In 21st-century Japan the mystic power of her breed was still invoked everywhere. Children wore tortoiseshell charms as amulets to keep them well. Nervous students cramming for exams put pictures of cats much like her on their bedroom walls. Most ubiquitous of all, the Maneki-neko, or beckoning cat (almost always a tortoiseshell), waved outside shops, restaurants and gambling parlours to draw customers in. These plastic cats stared rudely at one and all, where she appraised people with a green-eyed and sleepy gaze; their paws sawed up and down, where she made a virtue of curled immobility. In betting places they held up big gold coins to show they could bring good fortune. With a combination of punctuality, divinity and good manners, she achieved the same.

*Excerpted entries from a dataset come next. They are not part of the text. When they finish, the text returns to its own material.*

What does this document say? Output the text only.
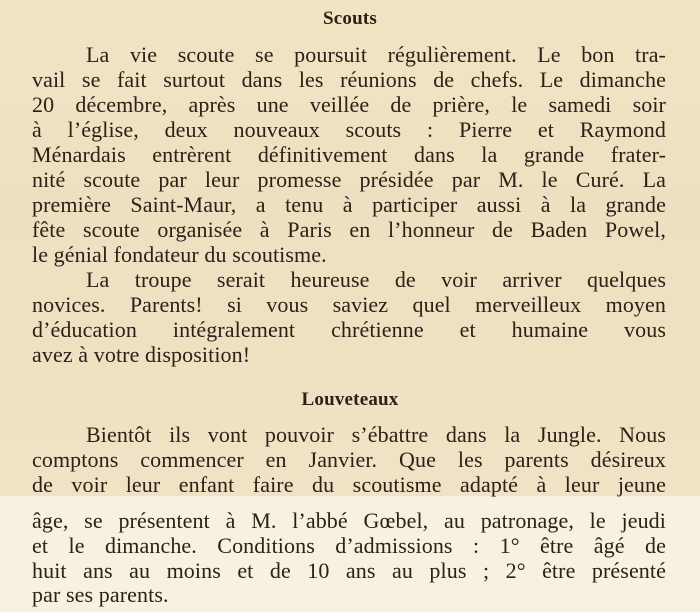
Scouts
La vie scoute se poursuit régulièrement. Le bon tra-
vail se fait surtout dans les réunions de chefs. Le dimanche
20 décembre, après une veillée de prière, le samedi soir
à l’église, deux nouveaux scouts : Pierre et Raymond
Ménardais entrèrent définitivement dans la grande frater-
nité scoute par leur promesse présidée par M. le Curé. La
première Saint-Maur, a tenu à participer aussi à la grande
fête scoute organisée à Paris en l’honneur de Baden Powel,
le génial fondateur du scoutisme.
La troupe serait heureuse de voir arriver quelques
novices. Parents! si vous saviez quel merveilleux moyen
d’éducation intégralement chrétienne et humaine vous
avez à votre disposition!
Louveteaux
Bientôt ils vont pouvoir s’ébattre dans la Jungle. Nous
comptons commencer en Janvier. Que les parents désireux
de voir leur enfant faire du scoutisme adapté à leur jeune
âge, se présentent à M. l’abbé Gœbel, au patronage, le jeudi
et le dimanche. Conditions d’admissions : 1° être âgé de
huit ans au moins et de 10 ans au plus ; 2° être présenté
par ses parents.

She was trained young by her mother, Miiko, outside the grocer’s shop by Kishi station. They would laze there in the sun to bewitch passers-by into suddenly needing a bag of rice or a bottle of mirin, and in exchange the grocer, Toshiko Koyama, gave them food. The bargain seemed a good one; the grocer prospered. Tama, too, grew sleeker as she improved her powers.
From there, it was only natural that she should save Kishi station. The little halt sat on a line, nine miles long and with 12 somnolent stops, between Wakayama City and Kishigawa. By 2006 it was losing 500m yen ($4m) a year. It should have been closed, but the customers said no; so it was sold to the Wakayama Electric Railway, which laid off the last man at Kishi to try to save some money. Mr Koyama became informal station-keeper, and the next year Tama was appointed stationmaster.